É preciso que isto attraia a attenção dos membros d'esta camara, porque se trata do nosso sangue e da conservação da nossa independencia, e quem não tem força para negar despezas desnecessárias não póde governar. Isto assim é uma parodia do governo representativo! Eu mais de uma vez tenho aqui feito estas reflexões.

A respeito das despezas propostas por esta camara tem sido minha opinião que as não póde propor. Mas não basta que esta camara não tome iniciativa sobre despezas que careçam novos impostos, é preciso que não se votem senão aquellas que são essencialmente necessarias (apoiados).

O sr. Ministro da Fazenda: — Sr. presidente, o digno par o sr. conde d'Avila receia que as receitas não se elevem tanto como estão calculadas, o que o deficit cresça. Eu não posso assegurar com uma exactidão mathematica qual será o resultado, mas não julgo provavel que haja essa alteração, e se realisem os receios de s. ex.ª

Felizmente as alfandegas têem tido algum augmento de rendimento nos ultimos mezes, e outros impostos tambem augmentaram.

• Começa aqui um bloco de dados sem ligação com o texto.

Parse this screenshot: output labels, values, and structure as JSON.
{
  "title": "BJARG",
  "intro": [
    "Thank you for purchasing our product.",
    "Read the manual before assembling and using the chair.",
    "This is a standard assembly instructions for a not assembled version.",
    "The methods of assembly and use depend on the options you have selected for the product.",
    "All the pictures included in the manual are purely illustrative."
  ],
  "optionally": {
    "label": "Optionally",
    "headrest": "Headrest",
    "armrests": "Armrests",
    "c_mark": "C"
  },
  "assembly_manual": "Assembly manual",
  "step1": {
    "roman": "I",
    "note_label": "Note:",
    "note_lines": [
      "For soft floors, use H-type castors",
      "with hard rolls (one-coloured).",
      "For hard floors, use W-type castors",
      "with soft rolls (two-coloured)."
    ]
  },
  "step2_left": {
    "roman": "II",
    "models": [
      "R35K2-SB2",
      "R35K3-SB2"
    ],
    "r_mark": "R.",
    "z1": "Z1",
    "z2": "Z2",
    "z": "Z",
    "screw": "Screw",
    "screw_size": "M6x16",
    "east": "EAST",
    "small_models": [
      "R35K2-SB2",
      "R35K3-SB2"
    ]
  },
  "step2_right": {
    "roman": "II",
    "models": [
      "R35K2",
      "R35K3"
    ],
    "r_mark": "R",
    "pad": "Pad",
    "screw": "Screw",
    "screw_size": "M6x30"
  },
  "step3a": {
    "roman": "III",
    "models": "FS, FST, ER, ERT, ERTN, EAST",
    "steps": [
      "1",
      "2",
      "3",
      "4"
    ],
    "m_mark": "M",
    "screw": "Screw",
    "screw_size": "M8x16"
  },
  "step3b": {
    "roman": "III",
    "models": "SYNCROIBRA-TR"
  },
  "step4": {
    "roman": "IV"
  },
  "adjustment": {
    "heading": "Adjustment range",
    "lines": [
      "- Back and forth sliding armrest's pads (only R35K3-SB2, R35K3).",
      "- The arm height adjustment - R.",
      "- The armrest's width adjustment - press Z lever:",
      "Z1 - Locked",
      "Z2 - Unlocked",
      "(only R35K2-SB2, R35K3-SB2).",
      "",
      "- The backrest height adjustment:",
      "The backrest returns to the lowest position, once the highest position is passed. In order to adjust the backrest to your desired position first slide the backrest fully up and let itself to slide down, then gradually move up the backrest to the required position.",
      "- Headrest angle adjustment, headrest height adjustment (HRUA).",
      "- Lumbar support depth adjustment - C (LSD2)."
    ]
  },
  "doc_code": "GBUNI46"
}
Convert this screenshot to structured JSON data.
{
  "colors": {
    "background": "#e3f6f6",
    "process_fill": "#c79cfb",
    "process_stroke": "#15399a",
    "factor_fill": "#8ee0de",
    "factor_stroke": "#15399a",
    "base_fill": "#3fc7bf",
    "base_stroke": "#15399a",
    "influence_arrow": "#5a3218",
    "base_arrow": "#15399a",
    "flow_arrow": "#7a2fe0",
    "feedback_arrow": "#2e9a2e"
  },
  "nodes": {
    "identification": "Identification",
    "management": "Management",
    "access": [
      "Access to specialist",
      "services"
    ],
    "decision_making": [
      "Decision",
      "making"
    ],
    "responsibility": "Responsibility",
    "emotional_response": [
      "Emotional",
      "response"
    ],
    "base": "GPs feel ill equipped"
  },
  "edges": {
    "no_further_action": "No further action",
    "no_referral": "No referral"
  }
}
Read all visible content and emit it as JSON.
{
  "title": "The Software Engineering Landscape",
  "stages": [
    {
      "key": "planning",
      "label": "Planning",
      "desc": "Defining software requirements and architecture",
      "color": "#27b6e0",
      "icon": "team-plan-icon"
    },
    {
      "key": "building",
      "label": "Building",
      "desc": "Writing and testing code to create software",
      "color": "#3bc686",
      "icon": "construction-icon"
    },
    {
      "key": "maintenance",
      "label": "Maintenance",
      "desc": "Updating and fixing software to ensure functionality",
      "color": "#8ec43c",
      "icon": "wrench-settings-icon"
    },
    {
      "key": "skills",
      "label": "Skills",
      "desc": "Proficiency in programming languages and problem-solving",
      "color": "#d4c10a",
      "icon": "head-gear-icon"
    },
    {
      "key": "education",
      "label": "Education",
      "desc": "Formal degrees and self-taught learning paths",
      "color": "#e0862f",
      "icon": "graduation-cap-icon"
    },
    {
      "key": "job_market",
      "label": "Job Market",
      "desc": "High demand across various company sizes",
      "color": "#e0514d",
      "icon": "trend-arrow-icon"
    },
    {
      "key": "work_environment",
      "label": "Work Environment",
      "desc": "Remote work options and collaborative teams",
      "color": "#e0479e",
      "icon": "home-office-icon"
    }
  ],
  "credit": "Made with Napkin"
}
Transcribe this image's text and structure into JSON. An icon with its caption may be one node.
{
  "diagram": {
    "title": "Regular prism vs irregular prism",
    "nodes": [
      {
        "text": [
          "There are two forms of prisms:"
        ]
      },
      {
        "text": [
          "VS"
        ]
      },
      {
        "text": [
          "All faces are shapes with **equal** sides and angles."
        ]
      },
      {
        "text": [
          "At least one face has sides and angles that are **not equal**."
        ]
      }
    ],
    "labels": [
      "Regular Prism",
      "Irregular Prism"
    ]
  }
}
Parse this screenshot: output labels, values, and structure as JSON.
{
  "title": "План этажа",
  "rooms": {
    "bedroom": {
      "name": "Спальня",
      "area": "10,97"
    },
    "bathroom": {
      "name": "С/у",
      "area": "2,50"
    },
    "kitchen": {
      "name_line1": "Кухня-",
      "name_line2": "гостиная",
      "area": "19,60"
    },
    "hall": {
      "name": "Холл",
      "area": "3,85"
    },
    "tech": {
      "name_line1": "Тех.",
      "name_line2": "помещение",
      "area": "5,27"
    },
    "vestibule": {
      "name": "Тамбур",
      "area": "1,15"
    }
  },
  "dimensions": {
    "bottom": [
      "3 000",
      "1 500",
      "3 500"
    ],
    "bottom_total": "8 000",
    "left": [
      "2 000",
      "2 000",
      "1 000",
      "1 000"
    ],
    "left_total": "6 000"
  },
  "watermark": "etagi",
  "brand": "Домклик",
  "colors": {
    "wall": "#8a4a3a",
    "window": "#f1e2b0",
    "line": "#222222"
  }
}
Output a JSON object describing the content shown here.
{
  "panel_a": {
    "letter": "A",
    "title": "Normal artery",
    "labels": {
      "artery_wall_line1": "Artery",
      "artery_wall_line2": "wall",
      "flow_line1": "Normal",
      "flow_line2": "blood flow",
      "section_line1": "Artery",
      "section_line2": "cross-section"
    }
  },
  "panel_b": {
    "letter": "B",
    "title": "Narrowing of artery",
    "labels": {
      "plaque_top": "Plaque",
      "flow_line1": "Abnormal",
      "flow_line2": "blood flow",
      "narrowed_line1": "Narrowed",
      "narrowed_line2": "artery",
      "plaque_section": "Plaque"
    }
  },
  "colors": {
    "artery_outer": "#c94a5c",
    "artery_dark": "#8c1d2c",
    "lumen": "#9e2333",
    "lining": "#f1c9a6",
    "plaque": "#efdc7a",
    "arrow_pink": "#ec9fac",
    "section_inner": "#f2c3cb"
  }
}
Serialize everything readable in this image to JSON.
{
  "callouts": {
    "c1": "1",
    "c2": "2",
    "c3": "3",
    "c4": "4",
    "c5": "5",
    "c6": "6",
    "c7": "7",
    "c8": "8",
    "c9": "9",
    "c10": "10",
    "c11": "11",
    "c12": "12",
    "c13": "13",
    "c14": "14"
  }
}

Fez-se uma lei para facilitar o commercio por meio da baldeação das mercadorias que vem a Lisboa, e por isso uma parte da receita d'antes figurada na alfandega grande, vem a figurar nas alfandegas menores, e se por um lado diminue a receita da primeira, augmenta e muito a das segundas. Isto é uma compensação.

Este anno diminuiu tambem alguma cousa o despacho do tabaco por circumstancias extraordinarias, mas no anno proximo ha todas as probabilidades para suppor que o rendimento cresça, porque ha todas as esperanças que o consumo se desenvolva (apoiados).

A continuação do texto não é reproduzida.